Figure 2. TLR agonists augment Hsp70 expression and release. A and B: RAW cells were incubated with 100 ng/mL LPS, 0.5 µg/mL Pam3CSK4 (Pam3C) or 12.5 µg/mL poly(IC) (pI:C) at 39.5 °C for 6 h (A), or were heat shocked at 42 °C for 2 h, recovered at 37 °C for 4 h (B), lysed, and immunoblotted for Hsp70 and β-tubulin. Lane 1 is the untreated 37 °C control. C and D: RAW cells were incubated with 0, 100, or 1000 ng/mL LPS at 37 or 39.5 °C for 6 h (C) or 24 h (D). Cell culture supernatants were collected and cleared by centrifugation, and Hsp70 was quantified by ELISA and presented as pg/mL. Data presented as the means ± SE (n = 4). * and † denote p < 0.05 versus similarly treated 37 °C cells and 39.5 °C cells with no LPS or hyperthermia-exposed cells, respectively. E and F: Mice implanted with intraperitoneal thermistors were housed at either 25 °C (normothermic, NT) or 36–37 °C (hyperthermic, HT) ambient temperature. For LPS exposure, mice were intratracheally instilled with LPS or sterile phosphate buffered saline (PBS) (control) and housed under normothermic or hyperthermic conditions for 24 h. The lungs were excised, and the homogenates were immunoblotted for Hsp70 and expressed as a ratio to β-actin (E), or lungs were lavaged and Hsp70 quantified by ELISA in the lavage fluid (F). Data are presented as means ± SE (n = 4). *, †, and § denote p < 0.05 versus PBS-treated NT controls, PBS-treated HT mice, and LPS-treated NT mice, respectively. This research was originally published in the Journal of Biological Chemistry [40]. © The American Society for Biochemistry and Molecular Biology.

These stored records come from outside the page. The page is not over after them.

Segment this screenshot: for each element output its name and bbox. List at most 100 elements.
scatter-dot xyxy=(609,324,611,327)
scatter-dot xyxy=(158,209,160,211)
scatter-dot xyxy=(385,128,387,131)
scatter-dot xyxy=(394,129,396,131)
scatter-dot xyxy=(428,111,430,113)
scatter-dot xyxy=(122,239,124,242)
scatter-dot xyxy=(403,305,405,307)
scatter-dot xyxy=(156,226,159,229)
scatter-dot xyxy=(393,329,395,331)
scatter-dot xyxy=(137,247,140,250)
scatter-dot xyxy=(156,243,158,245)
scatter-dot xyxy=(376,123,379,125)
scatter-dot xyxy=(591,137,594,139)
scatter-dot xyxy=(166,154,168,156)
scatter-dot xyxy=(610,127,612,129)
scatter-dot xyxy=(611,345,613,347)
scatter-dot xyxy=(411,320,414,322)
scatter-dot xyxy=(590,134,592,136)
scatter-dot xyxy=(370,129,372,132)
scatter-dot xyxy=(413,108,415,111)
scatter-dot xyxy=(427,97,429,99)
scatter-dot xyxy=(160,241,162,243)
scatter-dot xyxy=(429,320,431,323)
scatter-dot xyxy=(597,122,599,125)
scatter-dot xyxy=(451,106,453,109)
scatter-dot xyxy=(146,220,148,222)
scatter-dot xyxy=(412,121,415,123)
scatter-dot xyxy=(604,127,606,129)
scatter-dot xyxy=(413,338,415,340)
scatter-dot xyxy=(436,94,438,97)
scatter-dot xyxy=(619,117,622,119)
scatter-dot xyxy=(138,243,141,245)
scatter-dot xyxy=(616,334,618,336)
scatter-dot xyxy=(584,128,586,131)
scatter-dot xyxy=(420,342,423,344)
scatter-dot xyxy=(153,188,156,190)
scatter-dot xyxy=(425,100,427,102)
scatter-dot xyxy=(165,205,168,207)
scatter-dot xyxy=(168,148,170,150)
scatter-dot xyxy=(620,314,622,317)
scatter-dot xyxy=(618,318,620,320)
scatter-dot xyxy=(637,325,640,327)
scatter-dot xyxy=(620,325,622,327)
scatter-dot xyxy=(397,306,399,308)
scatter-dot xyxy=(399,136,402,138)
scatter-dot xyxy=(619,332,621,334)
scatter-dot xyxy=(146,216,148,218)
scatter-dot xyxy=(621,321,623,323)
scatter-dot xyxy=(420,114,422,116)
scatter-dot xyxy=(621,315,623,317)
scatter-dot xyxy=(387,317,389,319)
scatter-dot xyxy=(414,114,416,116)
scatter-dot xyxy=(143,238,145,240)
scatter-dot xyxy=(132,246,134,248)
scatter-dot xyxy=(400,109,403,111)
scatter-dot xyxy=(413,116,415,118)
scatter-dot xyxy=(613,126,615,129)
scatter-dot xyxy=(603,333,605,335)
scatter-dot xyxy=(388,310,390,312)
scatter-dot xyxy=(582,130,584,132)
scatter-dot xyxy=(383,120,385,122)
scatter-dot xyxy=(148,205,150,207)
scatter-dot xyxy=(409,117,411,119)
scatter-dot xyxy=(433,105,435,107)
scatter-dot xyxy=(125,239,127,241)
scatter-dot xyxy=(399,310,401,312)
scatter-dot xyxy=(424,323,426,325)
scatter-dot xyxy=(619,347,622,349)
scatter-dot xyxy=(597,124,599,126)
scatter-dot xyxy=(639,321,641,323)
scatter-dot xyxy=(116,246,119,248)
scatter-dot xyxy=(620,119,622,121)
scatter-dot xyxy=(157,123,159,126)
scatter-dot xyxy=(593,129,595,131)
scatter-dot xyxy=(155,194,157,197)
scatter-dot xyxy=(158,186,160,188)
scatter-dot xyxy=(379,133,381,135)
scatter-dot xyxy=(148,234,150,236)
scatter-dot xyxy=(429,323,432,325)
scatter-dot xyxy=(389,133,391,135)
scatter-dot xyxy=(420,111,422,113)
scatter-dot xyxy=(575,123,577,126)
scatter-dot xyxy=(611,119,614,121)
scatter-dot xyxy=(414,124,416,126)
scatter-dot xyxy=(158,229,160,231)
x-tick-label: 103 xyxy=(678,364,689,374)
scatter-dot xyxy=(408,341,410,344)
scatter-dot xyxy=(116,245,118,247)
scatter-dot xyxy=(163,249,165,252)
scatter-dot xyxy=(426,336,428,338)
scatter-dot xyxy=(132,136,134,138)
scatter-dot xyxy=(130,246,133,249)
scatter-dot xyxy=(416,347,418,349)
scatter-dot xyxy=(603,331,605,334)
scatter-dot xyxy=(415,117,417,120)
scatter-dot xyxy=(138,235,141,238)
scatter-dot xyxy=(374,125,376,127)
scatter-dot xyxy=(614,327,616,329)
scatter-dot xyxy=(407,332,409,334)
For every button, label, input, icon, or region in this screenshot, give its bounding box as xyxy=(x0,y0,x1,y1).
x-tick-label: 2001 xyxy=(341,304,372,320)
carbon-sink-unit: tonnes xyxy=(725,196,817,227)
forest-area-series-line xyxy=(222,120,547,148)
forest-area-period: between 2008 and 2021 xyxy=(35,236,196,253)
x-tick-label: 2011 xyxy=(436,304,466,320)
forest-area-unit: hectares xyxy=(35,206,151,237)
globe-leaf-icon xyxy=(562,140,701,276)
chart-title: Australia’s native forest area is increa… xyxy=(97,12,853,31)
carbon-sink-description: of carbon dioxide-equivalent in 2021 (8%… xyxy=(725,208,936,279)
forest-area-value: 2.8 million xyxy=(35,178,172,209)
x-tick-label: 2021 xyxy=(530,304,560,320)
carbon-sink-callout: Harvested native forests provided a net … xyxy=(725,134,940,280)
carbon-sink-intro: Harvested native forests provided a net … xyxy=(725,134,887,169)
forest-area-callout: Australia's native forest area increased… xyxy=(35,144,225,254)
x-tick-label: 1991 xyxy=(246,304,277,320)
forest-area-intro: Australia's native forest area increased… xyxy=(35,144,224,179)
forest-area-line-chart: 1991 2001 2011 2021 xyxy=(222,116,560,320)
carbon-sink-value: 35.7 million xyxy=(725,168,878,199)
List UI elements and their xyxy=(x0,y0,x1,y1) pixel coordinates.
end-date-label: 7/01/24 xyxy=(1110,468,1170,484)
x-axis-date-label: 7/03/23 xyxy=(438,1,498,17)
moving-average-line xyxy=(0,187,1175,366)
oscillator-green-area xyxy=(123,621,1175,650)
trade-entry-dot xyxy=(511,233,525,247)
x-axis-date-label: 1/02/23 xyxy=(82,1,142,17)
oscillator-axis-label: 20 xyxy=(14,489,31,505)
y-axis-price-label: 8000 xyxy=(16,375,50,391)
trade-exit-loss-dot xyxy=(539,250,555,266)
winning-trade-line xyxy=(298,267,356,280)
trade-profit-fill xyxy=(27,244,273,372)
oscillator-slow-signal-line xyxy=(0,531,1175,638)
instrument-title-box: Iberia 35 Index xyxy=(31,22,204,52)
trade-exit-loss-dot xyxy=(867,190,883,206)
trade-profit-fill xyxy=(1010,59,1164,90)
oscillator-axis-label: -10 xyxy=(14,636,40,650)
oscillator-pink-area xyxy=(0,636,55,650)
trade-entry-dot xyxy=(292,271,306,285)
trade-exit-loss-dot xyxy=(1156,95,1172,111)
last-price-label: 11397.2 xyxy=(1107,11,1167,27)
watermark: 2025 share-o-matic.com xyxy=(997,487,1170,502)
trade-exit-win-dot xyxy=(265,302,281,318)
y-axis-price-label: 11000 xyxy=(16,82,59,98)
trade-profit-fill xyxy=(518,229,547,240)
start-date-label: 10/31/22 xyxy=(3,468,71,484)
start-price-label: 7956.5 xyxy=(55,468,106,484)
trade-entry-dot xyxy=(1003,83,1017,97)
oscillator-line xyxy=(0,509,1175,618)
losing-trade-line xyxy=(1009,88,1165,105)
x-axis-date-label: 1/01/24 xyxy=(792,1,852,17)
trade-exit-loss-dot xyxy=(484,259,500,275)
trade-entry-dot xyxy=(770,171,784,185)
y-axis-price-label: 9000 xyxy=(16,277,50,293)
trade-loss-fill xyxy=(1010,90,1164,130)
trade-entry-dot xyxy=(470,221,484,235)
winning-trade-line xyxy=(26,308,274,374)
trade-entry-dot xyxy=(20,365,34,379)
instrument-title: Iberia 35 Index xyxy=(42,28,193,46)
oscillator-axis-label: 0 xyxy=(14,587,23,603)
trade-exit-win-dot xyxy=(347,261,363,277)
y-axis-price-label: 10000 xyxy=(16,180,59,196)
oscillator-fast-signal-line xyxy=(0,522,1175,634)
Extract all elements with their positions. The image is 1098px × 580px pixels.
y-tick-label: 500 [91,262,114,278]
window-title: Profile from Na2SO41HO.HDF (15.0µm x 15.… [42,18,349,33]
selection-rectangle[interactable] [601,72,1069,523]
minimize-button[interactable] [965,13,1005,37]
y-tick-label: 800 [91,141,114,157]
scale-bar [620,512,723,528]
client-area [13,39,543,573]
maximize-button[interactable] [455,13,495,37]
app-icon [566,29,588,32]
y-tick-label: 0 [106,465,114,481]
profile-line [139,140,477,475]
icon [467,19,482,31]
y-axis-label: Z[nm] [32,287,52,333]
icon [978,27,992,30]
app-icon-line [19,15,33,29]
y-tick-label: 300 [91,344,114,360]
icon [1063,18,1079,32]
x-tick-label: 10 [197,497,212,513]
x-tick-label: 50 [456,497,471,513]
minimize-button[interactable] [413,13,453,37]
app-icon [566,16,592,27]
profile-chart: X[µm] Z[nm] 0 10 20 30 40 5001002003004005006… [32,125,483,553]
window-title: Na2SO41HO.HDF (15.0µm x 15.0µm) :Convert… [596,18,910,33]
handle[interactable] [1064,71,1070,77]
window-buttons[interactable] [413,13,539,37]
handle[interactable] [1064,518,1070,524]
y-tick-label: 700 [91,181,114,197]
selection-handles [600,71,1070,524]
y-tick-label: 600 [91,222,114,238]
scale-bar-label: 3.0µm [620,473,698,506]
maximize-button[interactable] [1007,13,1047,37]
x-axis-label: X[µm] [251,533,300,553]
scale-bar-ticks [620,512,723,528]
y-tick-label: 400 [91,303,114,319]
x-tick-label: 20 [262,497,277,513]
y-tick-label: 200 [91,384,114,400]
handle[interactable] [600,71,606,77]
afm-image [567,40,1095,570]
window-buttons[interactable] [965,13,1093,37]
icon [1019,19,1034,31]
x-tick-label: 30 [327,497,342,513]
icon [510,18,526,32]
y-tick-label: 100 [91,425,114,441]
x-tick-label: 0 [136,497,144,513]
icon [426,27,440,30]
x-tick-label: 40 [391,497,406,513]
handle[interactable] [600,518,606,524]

Figure 3. Model of how fever, inflammatory agonists, and Hsp70 interact to cause sepsis. Proposed model of sepsis in which LPS and fever initiate a positive feedback pathway through enhanced Hsp70 expression and release, and subsequent increased TLR activation, Hsp70 expression, and proinflammatory cytokine release. This research was originally published in the Journal of Biological Chemistry [40], © the American Society for Biochemistry and Molecular Biology.

Conclusions

In the present review we have discussed how the host’s febrile response share components of the HS pathway to generate an optimal host defence during inflammation, infection and injury. It is evident that the three components of the HS response pathway, namely the stressor (temperature), the central activator (HSF1), and the final product, HSPs, have all evolved to perform additional functions beyond the typical cellular stress response. All three components have strong immunmodulatory effects that include mobilisation of immune cells, regulation of proinflammatory cytokine/chemokine gene expression and activation of both pro- and anti-inflammatory pathways. Interestingly, the regulation is mutual between HS response and the inflammatory pathways and reciprocated by proinflammatory agents as well, which either augment the temperature effect or directly activate the HSP gene transcription programme. It is apparent therefore, that a better understanding of the complex interaction between the HS response and the inflammatory pathway is critical not only for conditions where both pathways are activated such as infection, sepsis and multi-organ dysfunction but also for optimal exploitation of thermotolerance and therapeutic hyperthermia, where dysregulated inflammatory signalling could severely compromise the efficiency and final outcome of hyperthermia therapy.

Declaration of interest

This work was supported by US National Institutes of Health grants GM069431 (ISS) and GM066855, HL69057 and HL085256 (J.D.H.), and by Veterans Association Merit Review grants (J.D.H. and I.S.S.). The authors alone are responsible for the content and writing of the paper.